Herzkranke, hoher Blutdruck und schwangere Frauen
Natürlich sollten Herzkranke und Menschen mit hohem Blutdruck lieber keinen Kaffee trinken, aber hier ist Kaffee bzw. Koffein nicht der Auslöser der Krankheit sondern ein vermeidbarer Belastungsfaktor. Andere Inhaltsstoffe des Kaffees können magenreizend wirken, deswegen müssen auch Magenkranke häufig auf Kaffee verzichten. Doch auch hier ist nicht der Kaffee die Ursache der Krankheit.

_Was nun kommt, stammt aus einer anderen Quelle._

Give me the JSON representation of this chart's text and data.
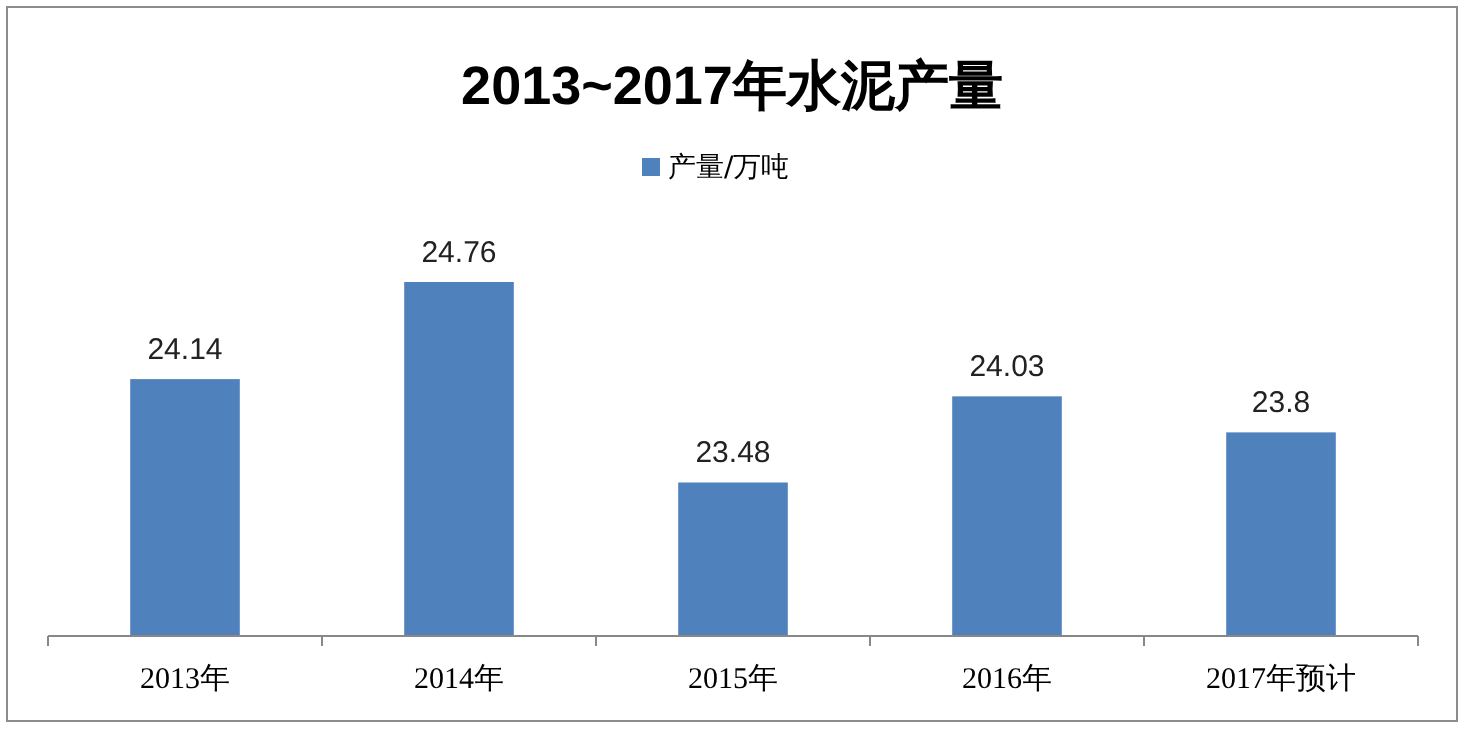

Schwangere und stillende Mütter sollten jedoch bedenken, dass Föten und Säuglingen ein Enzym in der Leber fehlt, mit dem das Koffein im Körper abgebaut wird. Deshalb sind die Wirkungen bei Ungeborenen und Neugeborenen sehr stark. In der Schwangerschaft wird deshalb zu eingeschränktem Koffeingenuss geraten. Bei Ratten traten unter hohen Koffeingaben Schäden an den Embryos auf, doch nehmen Menschen solch hohe Mengen an Koffein nicht auf. Es gibt Experten, die trotzdem zur Sicherheit schwangeren Frauen raten, ihren Koffeinkonsum (in Kaffee, Tee oder Cola) einzuschränken (Robert M. Julien, Drogen und Psychopharmaka).

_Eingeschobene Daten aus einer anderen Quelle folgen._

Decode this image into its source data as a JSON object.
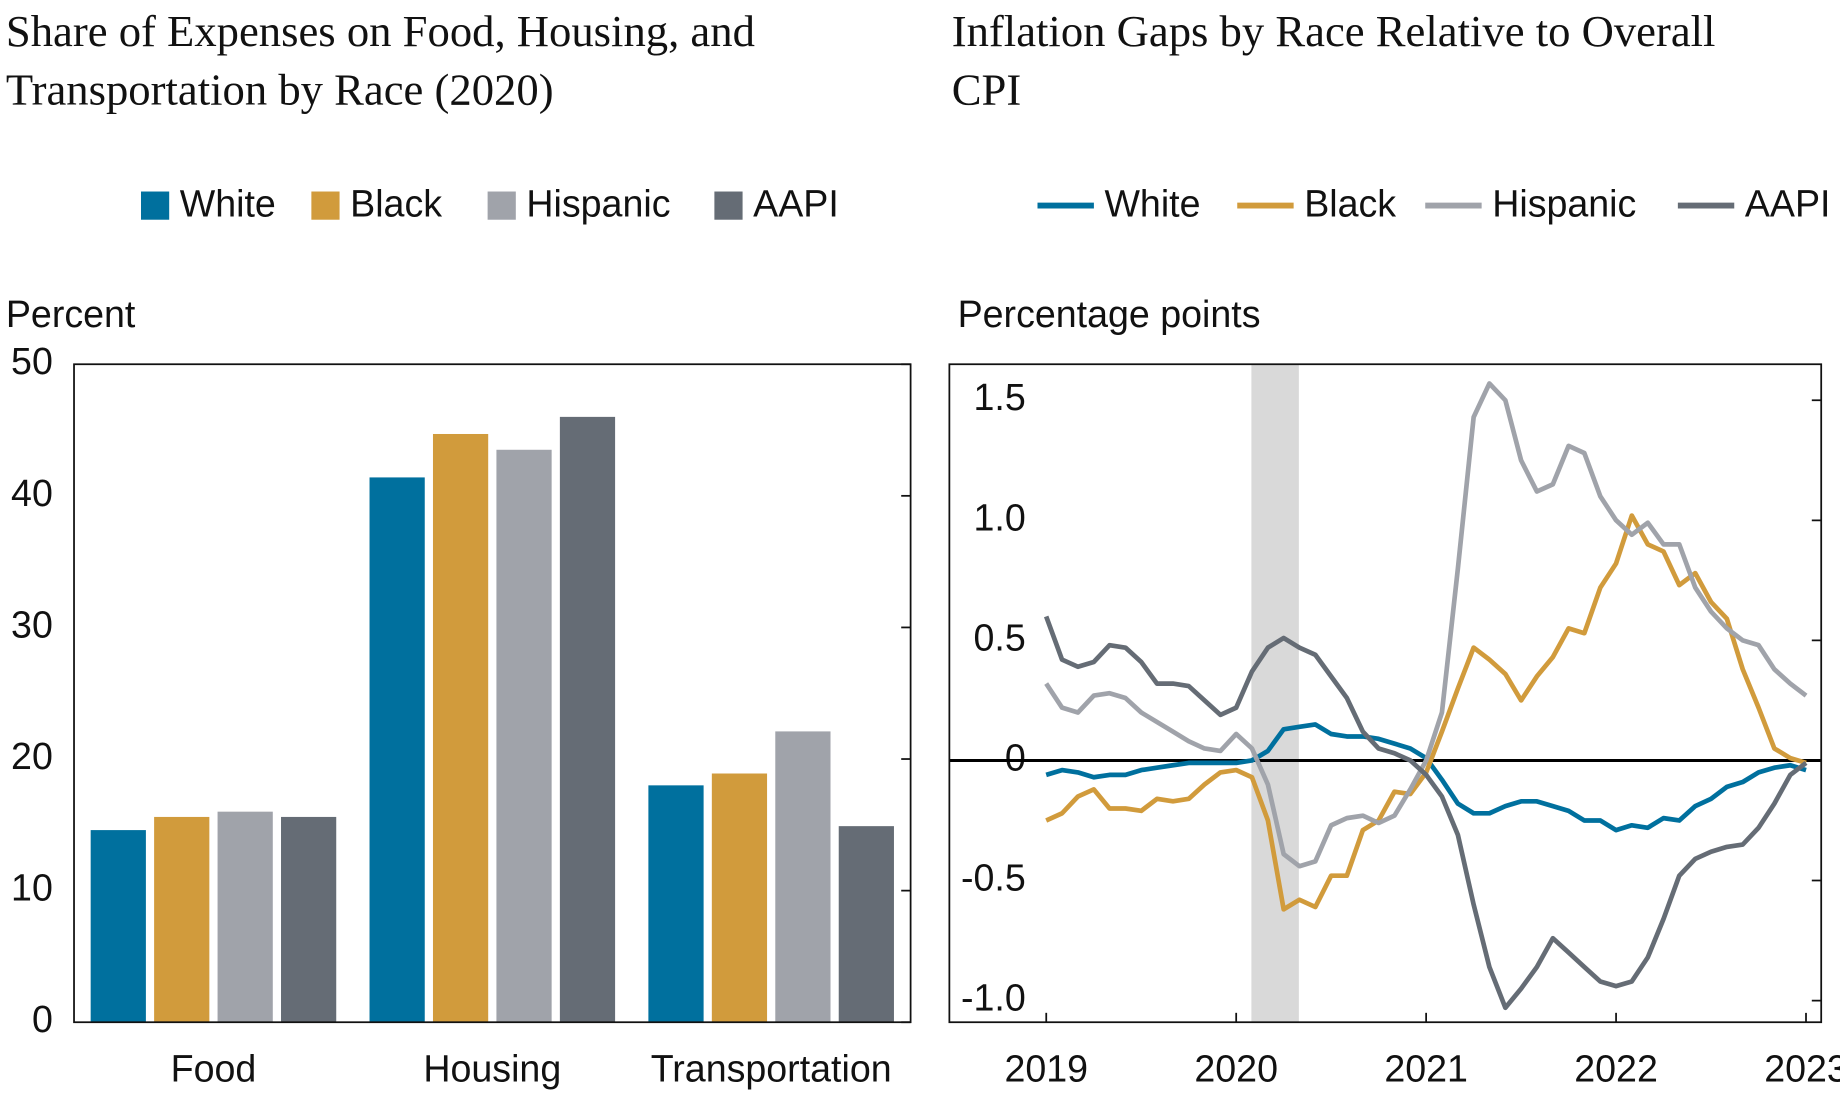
{
  "chart_data": [
    {
      "type": "bar",
      "title": "Share of Expenses on Food, Housing, and Transportation by Race (2020)",
      "y_label": "Percent",
      "categories": [
        "Food",
        "Housing",
        "Transportation"
      ],
      "series": [
        {
          "name": "White",
          "color": "#00709e",
          "values": [
            14.6,
            41.4,
            18.0
          ]
        },
        {
          "name": "Black",
          "color": "#d19b3c",
          "values": [
            15.6,
            44.7,
            18.9
          ]
        },
        {
          "name": "Hispanic",
          "color": "#a0a3aa",
          "values": [
            16.0,
            43.5,
            22.1
          ]
        },
        {
          "name": "AAPI",
          "color": "#656c75",
          "values": [
            15.6,
            46.0,
            14.9
          ]
        }
      ],
      "ylim": [
        0,
        50
      ],
      "yticks": [
        0,
        10,
        20,
        30,
        40,
        50
      ]
    },
    {
      "type": "line",
      "title": "Inflation Gaps by Race Relative to Overall CPI",
      "y_label": "Percentage points",
      "x": [
        2019,
        2019.083,
        2019.167,
        2019.25,
        2019.333,
        2019.417,
        2019.5,
        2019.583,
        2019.667,
        2019.75,
        2019.833,
        2019.917,
        2020,
        2020.083,
        2020.167,
        2020.25,
        2020.333,
        2020.417,
        2020.5,
        2020.583,
        2020.667,
        2020.75,
        2020.833,
        2020.917,
        2021,
        2021.083,
        2021.167,
        2021.25,
        2021.333,
        2021.417,
        2021.5,
        2021.583,
        2021.667,
        2021.75,
        2021.833,
        2021.917,
        2022,
        2022.083,
        2022.167,
        2022.25,
        2022.333,
        2022.417,
        2022.5,
        2022.583,
        2022.667,
        2022.75,
        2022.833,
        2022.917,
        2023
      ],
      "series": [
        {
          "name": "White",
          "color": "#00709e",
          "values": [
            -0.06,
            -0.04,
            -0.05,
            -0.07,
            -0.06,
            -0.06,
            -0.04,
            -0.03,
            -0.02,
            -0.01,
            -0.01,
            -0.01,
            -0.01,
            0.0,
            0.04,
            0.13,
            0.14,
            0.15,
            0.11,
            0.1,
            0.1,
            0.09,
            0.07,
            0.05,
            0.01,
            -0.08,
            -0.18,
            -0.22,
            -0.22,
            -0.19,
            -0.17,
            -0.17,
            -0.19,
            -0.21,
            -0.25,
            -0.25,
            -0.29,
            -0.27,
            -0.28,
            -0.24,
            -0.25,
            -0.19,
            -0.16,
            -0.11,
            -0.09,
            -0.05,
            -0.03,
            -0.02,
            -0.04
          ]
        },
        {
          "name": "Black",
          "color": "#d19b3c",
          "values": [
            -0.25,
            -0.22,
            -0.15,
            -0.12,
            -0.2,
            -0.2,
            -0.21,
            -0.16,
            -0.17,
            -0.16,
            -0.1,
            -0.05,
            -0.04,
            -0.07,
            -0.25,
            -0.62,
            -0.58,
            -0.61,
            -0.48,
            -0.48,
            -0.29,
            -0.25,
            -0.13,
            -0.14,
            -0.05,
            0.12,
            0.3,
            0.47,
            0.42,
            0.36,
            0.25,
            0.35,
            0.43,
            0.55,
            0.53,
            0.72,
            0.82,
            1.02,
            0.9,
            0.87,
            0.73,
            0.78,
            0.66,
            0.59,
            0.38,
            0.22,
            0.05,
            0.01,
            -0.01
          ]
        },
        {
          "name": "Hispanic",
          "color": "#a0a3aa",
          "values": [
            0.32,
            0.22,
            0.2,
            0.27,
            0.28,
            0.26,
            0.2,
            0.16,
            0.12,
            0.08,
            0.05,
            0.04,
            0.11,
            0.05,
            -0.1,
            -0.39,
            -0.44,
            -0.42,
            -0.27,
            -0.24,
            -0.23,
            -0.26,
            -0.23,
            -0.12,
            0.0,
            0.2,
            0.8,
            1.43,
            1.57,
            1.5,
            1.25,
            1.12,
            1.15,
            1.31,
            1.28,
            1.1,
            1.0,
            0.94,
            0.99,
            0.9,
            0.9,
            0.72,
            0.62,
            0.55,
            0.5,
            0.48,
            0.38,
            0.32,
            0.27
          ]
        },
        {
          "name": "AAPI",
          "color": "#656c75",
          "values": [
            0.6,
            0.42,
            0.39,
            0.41,
            0.48,
            0.47,
            0.41,
            0.32,
            0.32,
            0.31,
            0.25,
            0.19,
            0.22,
            0.37,
            0.47,
            0.51,
            0.47,
            0.44,
            0.35,
            0.26,
            0.12,
            0.05,
            0.03,
            0.0,
            -0.06,
            -0.15,
            -0.31,
            -0.6,
            -0.86,
            -1.03,
            -0.95,
            -0.86,
            -0.74,
            -0.8,
            -0.86,
            -0.92,
            -0.94,
            -0.92,
            -0.82,
            -0.66,
            -0.48,
            -0.41,
            -0.38,
            -0.36,
            -0.35,
            -0.28,
            -0.18,
            -0.06,
            -0.01
          ]
        }
      ],
      "shade": [
        2020.08,
        2020.33
      ],
      "xlim": [
        2018.49,
        2023.08
      ],
      "xticks": [
        2019,
        2020,
        2021,
        2022,
        2023
      ],
      "ylim": [
        -1.09,
        1.65
      ],
      "yticks": [
        {
          "value": -1,
          "label": "-1.0"
        },
        -0.5,
        0,
        0.5,
        {
          "value": 1,
          "label": "1.0"
        },
        1.5
      ],
      "zero_line": true
    }
  ]
}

Kaffeebohnen mit Schimmelpilz
Beunruhigt zeigten sich Verbraucher und Gesundheitsschützer, als im Frühjahr 1997 bekannt wurde, dass auch Kaffeebohnen von dem Schimmelpilzgift Ochratoxin A befallen sein können. Dieses Schimmelpilzgift hat sich im Tierversuch als Krebs erregend erwiesen und wurde bislang hauptsächlich in Getreide und allen daraus hergestellten Produkten gefunden, also auch in Brot und Bier. Ausserdem fand sich eine Belastung in Wein, Trockenobst, Gewürzen und eben auch im Kaffee.
Bislang war wenig bekannt, dass auch die Kaffeebohnen von Schimmelpilzen befallen sein können. Doch kann die Aufnahme des Giftstoffes durch Meidung von Kaffee nicht verhindert werden, denn Hauptquelle ist das Getreide. Zukünftig sollen hier die Lebensmittelkontrollen verstärkt und die Vorbeugungsmassnahmen (bei Lagerung und Verarbeitung) erhöht werden.